Доля ангелов (Веста) - страница 40

— История, действительно, похожа на змею, кусающую собственный хвост.

— Не совсем верно, временами она напоминает кобру, изготовившуюся к атаке. Позвольте, сударыня… А теперь долгожданный сюрприз! — со значительной миной я вынул из ее рук листы с «Чингизиадой», достал трость, крепко щелкнул змея по носу и артистичным жестом перевернул тайник, чтобы перстень выпал в подставленную ладонь: — Алле, оп!

Перстня не было! Я выскреб из трости остатки пуха. Ничего… Представляю, каким идиотом я казался ей в эту минуту.

— Маша, он был! Был здесь еще вчера! Ты мне веришь?

— Конечно, верю, — ответила Маша, — и что там пряталось от света?

— Перстень с огромным рубином.

— Тот самый, о котором ты пишешь? Это что совпадение или шутка?

— Промысел судьбы! Знаешь, я уже убедился, если встаешь на тропу поиска, тебя, с одной стороны, стараются спихнуть. Но с другой — посылают ободряющие знаки…

— «Есть многое на свете, друг Арсений, что и не снилось нашим мудрецам…» Откуда у тебя этот раритет? — Маша указала глазами на тросточку.

— Наследство одного фокусника. Ничего не понимаю… Я всю ночь чуть ли не в зубах ее держал.

— Да, вот это фокус… У тебя, наверное, были попутчики?

При воспоминании об экстравагантной Анели я невольно опустил глаза:

— Была… попутчица.

— Какая-нибудь бодрая старушка донимала тебя рассказами о правнуках, и к утру ты уснул как убитый?

— Сознаюсь: она была красивая и молодая, к тому же с гривой рыжих волос.

— Все ясно… Наверняка поезд еще где-то в тупике. Если у проводника остались билеты, то эту красотку еще можно разыскать.
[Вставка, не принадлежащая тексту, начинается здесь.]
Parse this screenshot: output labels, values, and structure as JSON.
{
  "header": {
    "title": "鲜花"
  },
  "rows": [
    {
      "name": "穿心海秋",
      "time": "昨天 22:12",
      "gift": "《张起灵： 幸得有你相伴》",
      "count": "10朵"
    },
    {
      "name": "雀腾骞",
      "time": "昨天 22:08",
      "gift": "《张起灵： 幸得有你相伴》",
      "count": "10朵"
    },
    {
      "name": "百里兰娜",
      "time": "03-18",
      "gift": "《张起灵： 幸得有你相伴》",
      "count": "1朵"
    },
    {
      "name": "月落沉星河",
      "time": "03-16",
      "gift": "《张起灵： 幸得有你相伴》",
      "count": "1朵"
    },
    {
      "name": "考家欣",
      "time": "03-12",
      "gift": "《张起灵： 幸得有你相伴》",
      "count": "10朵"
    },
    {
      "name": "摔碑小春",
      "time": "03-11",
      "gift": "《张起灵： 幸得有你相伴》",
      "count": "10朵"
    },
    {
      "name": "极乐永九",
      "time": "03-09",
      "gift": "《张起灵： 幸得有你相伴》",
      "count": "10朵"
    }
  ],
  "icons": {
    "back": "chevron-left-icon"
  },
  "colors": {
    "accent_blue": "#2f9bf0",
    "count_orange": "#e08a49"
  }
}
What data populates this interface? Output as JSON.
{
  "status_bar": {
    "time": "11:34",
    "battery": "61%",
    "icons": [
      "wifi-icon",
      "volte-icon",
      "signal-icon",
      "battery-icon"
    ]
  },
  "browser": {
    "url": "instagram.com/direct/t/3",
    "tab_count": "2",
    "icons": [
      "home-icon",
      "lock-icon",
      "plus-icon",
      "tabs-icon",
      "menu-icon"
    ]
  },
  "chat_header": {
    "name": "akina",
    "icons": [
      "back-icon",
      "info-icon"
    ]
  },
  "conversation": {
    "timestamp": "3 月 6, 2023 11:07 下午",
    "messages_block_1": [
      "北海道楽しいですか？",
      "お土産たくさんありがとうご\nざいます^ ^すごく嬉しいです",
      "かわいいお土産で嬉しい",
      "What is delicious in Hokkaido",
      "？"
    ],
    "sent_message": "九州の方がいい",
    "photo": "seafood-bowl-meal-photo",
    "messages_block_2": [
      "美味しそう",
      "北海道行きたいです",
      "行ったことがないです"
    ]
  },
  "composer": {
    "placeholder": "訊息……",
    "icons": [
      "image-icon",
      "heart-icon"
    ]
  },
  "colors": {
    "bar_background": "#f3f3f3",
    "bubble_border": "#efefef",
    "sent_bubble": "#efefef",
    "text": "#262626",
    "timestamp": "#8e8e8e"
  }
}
Близился вечер, в прозрачно-светлой, поредевшей листве ожили робкие фонари. Проспекты пылали неоновым пожаром, искрили колючими вспышками и всполохами. Я вновь взял ее за руку и пробормотал, словно извиняясь:

— Боюсь потерять тебя в этом море огней.

— Я тоже боюсь… Когда идешь одна, по огромному чужому городу, мимо зеркальных витрин, мимо шикарных авто и неоновых вспышек, мимо скользящих отражений, мимо равнодушных манекенов и людей с пустыми холодными глазами, мне кажется, что я — сон среди снов, плоское отражение в стекле. В этом кристальном городе нет ничего живого, настоящего. Здесь «быть» равняется «иметь». И даже не «иметь», а просто «казаться». Этот город выдуман злым волшебником.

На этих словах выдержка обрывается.